Idli is best suited for a weekend brunch as it has a unique taste and is super simple to make. For weight watchers it is a healthy option, as it does not contain oil and yet makes a delicious breakfast or brunch. It is usually consumed with piping hot sambar and coconut chutney. When we visited Banglore we saw a place with a big board saying "fast food restaurant" , we went in and saw a huge crowd eating idli, dosa , Uttapam from the banana leaves . The food was amazing and it was the best "fast food" I ever had !
- Idli rawa--3 cups
- Ural dal--1 cup
- Salt --2 tablespoons
Soak the urad dal and the idli rava seperately in water until soft (usually overnight). Take a sieve and put the idli rava in it and press gently to drain the excess water. Grind the ural dal to a fine paste adding some water. Add the paste to the rava and mix it with a big spoon. Let the mixture ferment into a batter. Do not mix the batter while it ferments.It usually takes 7-8 hours to ferment the mixture and it almost doubles in volume and has a frothy texture. When ready add salt in the mixture.
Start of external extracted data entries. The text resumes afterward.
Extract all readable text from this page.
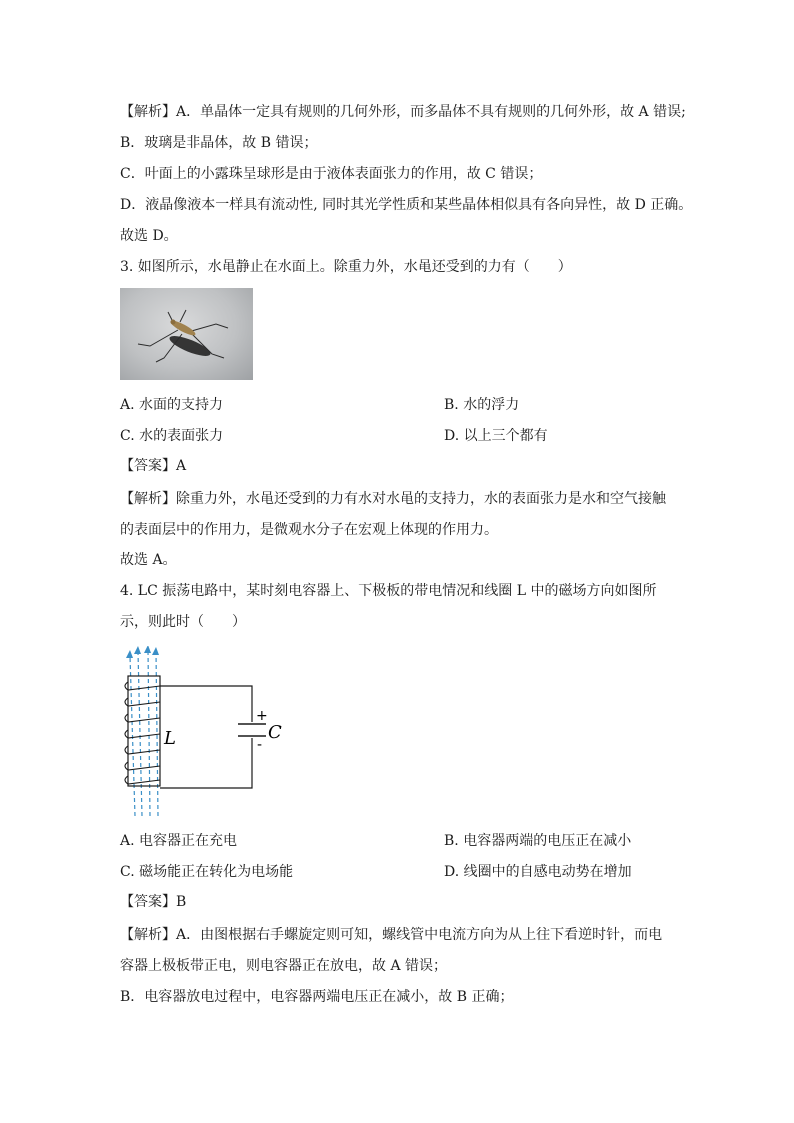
【解析】A．单晶体一定具有规则的几何外形，而多晶体不具有规则的几何外形，故 A 错误;
B．玻璃是非晶体，故 B 错误；
C．叶面上的小露珠呈球形是由于液体表面张力的作用，故 C 错误；
D．液晶像液本一样具有流动性, 同时其光学性质和某些晶体相似具有各向异性，故 D 正确。
故选 D。
3. 如图所示，水黾静止在水面上。除重力外，水黾还受到的力有（　　）
A. 水面的支持力	B. 水的浮力
C. 水的表面张力	D. 以上三个都有
【答案】A
【解析】除重力外，水黾还受到的力有水对水黾的支持力，水的表面张力是水和空气接触
的表面层中的作用力，是微观水分子在宏观上体现的作用力。
故选 A。
4. LC 振荡电路中，某时刻电容器上、下极板的带电情况和线圈 L 中的磁场方向如图所
示，则此时（　　）
+
-
C
L
A. 电容器正在充电	B. 电容器两端的电压正在减小
C. 磁场能正在转化为电场能	D. 线圈中的自感电动势在增加
【答案】B
【解析】A．由图根据右手螺旋定则可知，螺线管中电流方向为从上往下看逆时针，而电
容器上极板带正电，则电容器正在放电，故 A 错误；
B．电容器放电过程中，电容器两端电压正在减小，故 B 正确；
Take a Idli stand and pour around half litre of water in it. Take a idli mould, grease it with little oil and pour the batter in the round compartments . Steam it for around 20 minutes before taking it off. Let it set for 2-3 minutes before taking them off with a spoon.If using a pressure cooker follow the same procedure but dont put the whistle on the top.Serve with Sambar and coconut chutney.
Note--Pour only 3/4th batter in the idli mould as they fluff when steamed.